"Are you afraid that there are mysteries in this world that you don't understand? Are you afraid that you aren't the same person you were yesterday?"
"I don't want to be the person I was yesterday."
Spirituality isn't a subject I've really broached so far in the films I've taken a look at when I've reviewed religious films. You can either lay that on me being a cretin or the fact that all of the films that I have looked at when writing this series have been wholly dogmatic in approach; it's hard to discuss what the film wants you to feel when it's too busy telling you what to feel.
That being said, I also shy away from discussing spirituality because that falls distinctly more on the philosophical side of things. I can say I've stumbled through some Aristotle and chuckled over the occasional Nietzsche joke, but philosophy often strikes me as spitting in the wind and waiting to see if it will come back and hit you in the face while an apathetic crowd shuffles along.
Said the guy who writes movie reviews in his spare time.
This is all leading into my film for today, The Chosen One, starring Rob Schneider. Yes, that Rob Schneider. Seeing the cover for the film I had hastily assumed that someone in Hollywood was kicking themselves for missing out on the Bruce Almighty bandwagon and had hastily assembled a Rob Schneider-centric knock-off to grab some money.
And, apparently, that assumption just made a huge ass out of me. While The Chosen One has a couple of punchlines, it's desired goal isn't to be Bruce but something more akin to Little Miss Sunshine. The characters wallow in pathos, as Schneider, well known for playing crappy bit parts and one note characters, attempts to wade into something of a more serious persona.
His character here is a car dealer whose father killed himself recently, leaving Schneider into a spiral of booze and regret. He attempts suicide several times before a fateful knock on the door reveals three holy men and their interpreter who insist that they've found the home of the man who will bring snow to their mountain again. And while I was waiting for an intense plot of everyone learning the powers of global warming or Schneider taking on a predominately silly quest, the movie heads in a smarter direction: he doesn't believe them.
Some would argue such a move is obtuse, and those people would be structuralists: he's in a movie, he's been given an extraordinarily silly set-up, his character must have a silly reaction. Schneider shrugs, though, and takes his sad sack character through the journey of self discovery rather than cheesy quest. Since I saw Surf Ninjas about two weeks ago which had involved Mr. Schneider on a wacky quest, the direction The Chosen One takes was quite welcome.
The three wise men and their beautiful translator (that last part is a sign of a screenplay working a bit too hard) arrive and quickly bewilder Schneider's used car salesman. They tell him of how their tribe is the last remaining Pre-Columbian civilization who lives in harmony with the Earth. Since their mountain has lost its snow, they are convinced the world is ending and seek out their Chosen One to solve their problem.

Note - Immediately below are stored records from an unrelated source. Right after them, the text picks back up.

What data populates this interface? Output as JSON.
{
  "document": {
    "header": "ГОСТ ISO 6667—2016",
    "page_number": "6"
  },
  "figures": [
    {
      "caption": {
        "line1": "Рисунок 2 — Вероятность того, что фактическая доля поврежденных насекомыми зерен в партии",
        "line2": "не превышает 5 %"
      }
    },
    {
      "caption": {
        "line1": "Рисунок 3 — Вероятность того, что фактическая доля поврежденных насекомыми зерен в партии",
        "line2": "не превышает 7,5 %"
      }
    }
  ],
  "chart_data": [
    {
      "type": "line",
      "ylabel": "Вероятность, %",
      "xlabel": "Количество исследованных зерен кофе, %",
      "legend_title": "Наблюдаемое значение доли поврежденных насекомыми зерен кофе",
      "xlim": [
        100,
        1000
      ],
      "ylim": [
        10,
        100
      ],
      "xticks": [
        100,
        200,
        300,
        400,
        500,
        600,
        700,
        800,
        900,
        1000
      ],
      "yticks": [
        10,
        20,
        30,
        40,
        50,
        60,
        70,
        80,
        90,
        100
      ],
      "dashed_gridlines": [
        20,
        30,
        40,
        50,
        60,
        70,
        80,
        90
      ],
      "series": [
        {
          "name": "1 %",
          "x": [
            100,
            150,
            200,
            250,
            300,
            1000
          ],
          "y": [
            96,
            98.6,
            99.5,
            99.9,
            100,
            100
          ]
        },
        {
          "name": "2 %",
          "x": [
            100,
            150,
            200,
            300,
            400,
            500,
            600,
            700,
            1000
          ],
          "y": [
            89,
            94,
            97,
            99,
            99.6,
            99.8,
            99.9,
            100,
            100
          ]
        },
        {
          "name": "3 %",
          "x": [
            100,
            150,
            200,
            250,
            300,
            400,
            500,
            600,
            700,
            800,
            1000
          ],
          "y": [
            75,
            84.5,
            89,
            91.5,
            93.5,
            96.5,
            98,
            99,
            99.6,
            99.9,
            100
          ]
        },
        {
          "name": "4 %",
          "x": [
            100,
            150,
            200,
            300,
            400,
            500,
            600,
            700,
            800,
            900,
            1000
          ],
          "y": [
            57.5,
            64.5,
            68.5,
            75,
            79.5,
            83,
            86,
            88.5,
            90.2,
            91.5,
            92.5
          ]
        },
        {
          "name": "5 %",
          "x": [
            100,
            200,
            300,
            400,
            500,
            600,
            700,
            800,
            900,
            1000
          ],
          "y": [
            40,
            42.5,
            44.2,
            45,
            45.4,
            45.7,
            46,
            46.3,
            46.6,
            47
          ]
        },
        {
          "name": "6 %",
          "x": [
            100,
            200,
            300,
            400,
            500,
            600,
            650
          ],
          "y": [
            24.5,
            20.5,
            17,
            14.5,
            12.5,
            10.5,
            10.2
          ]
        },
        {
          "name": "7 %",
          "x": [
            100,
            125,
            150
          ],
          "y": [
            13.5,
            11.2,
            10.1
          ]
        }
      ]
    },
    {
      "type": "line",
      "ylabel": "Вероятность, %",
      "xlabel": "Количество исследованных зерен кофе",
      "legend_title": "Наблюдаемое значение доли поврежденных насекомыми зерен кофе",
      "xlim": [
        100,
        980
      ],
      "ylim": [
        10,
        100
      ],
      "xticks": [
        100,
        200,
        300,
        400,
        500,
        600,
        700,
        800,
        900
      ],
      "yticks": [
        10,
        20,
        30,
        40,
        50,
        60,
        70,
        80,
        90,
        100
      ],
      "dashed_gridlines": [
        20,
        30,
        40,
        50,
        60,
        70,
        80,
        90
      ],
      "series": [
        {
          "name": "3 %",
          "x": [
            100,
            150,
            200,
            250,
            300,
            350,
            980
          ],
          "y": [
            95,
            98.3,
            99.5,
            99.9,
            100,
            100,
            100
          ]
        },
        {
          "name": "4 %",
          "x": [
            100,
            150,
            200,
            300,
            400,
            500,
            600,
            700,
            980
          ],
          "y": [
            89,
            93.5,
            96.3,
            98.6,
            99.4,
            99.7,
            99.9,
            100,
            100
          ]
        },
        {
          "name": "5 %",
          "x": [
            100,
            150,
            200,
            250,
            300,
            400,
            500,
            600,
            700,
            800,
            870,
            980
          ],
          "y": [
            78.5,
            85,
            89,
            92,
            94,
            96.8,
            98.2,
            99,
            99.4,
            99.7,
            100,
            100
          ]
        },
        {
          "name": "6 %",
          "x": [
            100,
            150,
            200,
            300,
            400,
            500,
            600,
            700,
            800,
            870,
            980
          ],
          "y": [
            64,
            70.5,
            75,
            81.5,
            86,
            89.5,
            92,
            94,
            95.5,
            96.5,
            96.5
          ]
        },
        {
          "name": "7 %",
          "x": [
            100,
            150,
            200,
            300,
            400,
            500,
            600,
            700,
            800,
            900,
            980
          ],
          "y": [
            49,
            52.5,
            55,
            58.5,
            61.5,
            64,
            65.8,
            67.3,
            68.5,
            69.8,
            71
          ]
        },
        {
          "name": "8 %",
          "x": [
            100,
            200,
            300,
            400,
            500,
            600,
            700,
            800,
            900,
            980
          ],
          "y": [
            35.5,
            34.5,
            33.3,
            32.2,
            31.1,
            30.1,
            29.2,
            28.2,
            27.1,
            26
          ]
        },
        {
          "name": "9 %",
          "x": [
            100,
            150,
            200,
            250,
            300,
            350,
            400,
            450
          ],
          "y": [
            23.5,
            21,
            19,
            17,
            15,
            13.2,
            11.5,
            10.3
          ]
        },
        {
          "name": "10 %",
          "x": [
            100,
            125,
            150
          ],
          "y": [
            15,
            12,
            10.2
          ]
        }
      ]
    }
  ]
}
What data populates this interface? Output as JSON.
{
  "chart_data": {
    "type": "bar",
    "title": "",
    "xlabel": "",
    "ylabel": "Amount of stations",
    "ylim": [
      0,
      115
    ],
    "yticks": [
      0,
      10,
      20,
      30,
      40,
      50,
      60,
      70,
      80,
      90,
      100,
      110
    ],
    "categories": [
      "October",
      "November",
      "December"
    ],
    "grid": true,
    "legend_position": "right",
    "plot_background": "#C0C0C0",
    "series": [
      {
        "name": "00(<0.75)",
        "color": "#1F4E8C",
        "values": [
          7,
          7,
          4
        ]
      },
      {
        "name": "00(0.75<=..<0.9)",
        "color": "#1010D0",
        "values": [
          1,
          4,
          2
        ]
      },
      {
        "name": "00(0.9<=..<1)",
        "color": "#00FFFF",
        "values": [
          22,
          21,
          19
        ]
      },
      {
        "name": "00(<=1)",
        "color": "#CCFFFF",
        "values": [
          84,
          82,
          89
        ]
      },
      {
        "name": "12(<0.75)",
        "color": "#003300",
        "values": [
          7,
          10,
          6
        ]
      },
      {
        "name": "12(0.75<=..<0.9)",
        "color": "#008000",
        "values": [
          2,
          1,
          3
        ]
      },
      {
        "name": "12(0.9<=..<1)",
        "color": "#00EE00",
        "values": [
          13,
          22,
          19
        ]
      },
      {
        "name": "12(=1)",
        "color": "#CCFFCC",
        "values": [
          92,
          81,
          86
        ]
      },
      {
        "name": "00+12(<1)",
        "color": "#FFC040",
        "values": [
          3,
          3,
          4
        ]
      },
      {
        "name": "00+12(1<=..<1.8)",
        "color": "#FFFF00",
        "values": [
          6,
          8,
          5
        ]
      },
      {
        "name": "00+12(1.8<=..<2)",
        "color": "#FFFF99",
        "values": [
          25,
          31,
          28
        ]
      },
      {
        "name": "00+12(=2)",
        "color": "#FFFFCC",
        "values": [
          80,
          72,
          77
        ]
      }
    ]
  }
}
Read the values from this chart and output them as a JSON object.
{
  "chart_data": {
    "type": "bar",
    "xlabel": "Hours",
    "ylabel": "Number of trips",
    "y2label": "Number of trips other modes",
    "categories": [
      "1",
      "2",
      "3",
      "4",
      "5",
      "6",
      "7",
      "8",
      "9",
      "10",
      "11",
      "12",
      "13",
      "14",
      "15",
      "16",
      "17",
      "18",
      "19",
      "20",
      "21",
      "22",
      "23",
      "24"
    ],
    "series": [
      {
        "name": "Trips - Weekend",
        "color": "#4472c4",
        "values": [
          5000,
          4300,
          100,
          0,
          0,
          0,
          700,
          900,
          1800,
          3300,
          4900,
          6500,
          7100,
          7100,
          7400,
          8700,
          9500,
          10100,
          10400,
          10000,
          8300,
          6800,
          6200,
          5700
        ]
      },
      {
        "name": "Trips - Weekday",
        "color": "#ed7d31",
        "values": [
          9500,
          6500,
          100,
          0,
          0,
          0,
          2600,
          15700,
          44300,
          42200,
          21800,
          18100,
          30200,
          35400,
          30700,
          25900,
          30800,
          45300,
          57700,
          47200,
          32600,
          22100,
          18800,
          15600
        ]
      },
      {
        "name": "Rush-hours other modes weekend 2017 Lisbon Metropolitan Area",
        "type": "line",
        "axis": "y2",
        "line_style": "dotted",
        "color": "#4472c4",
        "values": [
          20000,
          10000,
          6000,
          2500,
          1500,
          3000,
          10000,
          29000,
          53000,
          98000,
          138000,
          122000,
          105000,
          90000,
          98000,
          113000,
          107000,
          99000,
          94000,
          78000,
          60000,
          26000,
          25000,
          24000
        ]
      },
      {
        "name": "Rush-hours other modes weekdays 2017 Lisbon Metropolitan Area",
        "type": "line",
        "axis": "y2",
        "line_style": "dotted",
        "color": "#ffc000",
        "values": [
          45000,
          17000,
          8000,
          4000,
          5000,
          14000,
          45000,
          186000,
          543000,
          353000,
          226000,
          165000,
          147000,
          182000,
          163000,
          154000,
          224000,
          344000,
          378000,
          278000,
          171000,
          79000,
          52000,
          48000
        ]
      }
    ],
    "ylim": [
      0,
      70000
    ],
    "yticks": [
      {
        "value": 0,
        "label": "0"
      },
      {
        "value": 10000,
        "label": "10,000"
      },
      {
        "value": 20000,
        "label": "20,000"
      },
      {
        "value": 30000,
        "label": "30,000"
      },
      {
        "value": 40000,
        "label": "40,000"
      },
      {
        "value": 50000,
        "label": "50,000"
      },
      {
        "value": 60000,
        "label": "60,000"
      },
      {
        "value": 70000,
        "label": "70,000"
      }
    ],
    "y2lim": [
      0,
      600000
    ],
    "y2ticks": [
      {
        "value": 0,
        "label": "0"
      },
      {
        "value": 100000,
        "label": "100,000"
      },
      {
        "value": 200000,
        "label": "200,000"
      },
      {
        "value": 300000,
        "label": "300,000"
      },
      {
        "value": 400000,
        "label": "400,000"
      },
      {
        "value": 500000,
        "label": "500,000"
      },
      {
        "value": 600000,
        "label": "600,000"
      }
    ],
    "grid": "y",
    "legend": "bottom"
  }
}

Several other reviews have pointed out that this plot seems to contain a share of racism, but I'm not entirely convinced of that, and it seems like a convenient way to shrug off the characters whose faith and beliefs seem to simply be ridiculous to most Western thought. In fact, the movie even goes the extra mile to make fun of this disconnect, as Schneider's brother has spent the last eight years of his life as a monk in South America, studying trendy new meditation techniques and eating vegetables because 'everyone else does it'.
Schneider's brother is played by Steve Buscemi. It's just that kind of movie.
The film views the world as interconnected by tragedy and hope. Schneider's character's acceptance of his father's suicide is directly connected to a hawk in New York and a mountain in Columbia, and the grace that the film preaches is a sweet and gentle one. The Indian's spirituality relies on a theory of interconnectedness that isn't uncommon in New Age theory and isn't revelatory here, either, but it's rare to see it treated with so little disdain. It's a film more about the acceptance of that revelation than the journey to it, if that makes any sense.
The movie itself doesn't work tell well as the serious plotline (including some really amazing work between Schneider, Buscemi, and Holland Taylor as their mother), and Schneider's job woes all grind their gears as they try and switch from broad comedy to straight drama. It's obvious that everyone knew who the audience was (Schneider fans) and who they wanted the audience to be (indie film fans) and in trying to make a movie that would please both, they got kind of a weird hybrid that will probably get rank indifference from both.
Well, it got that from me, at least, but I will say that the movie was smarter than I expected and much better than I expected. I wouldn't recommend it, but I'm still stuck in a particular kind of awe. If Rob-freaking-Schneider has something like this in him, what does that say about the rest of us?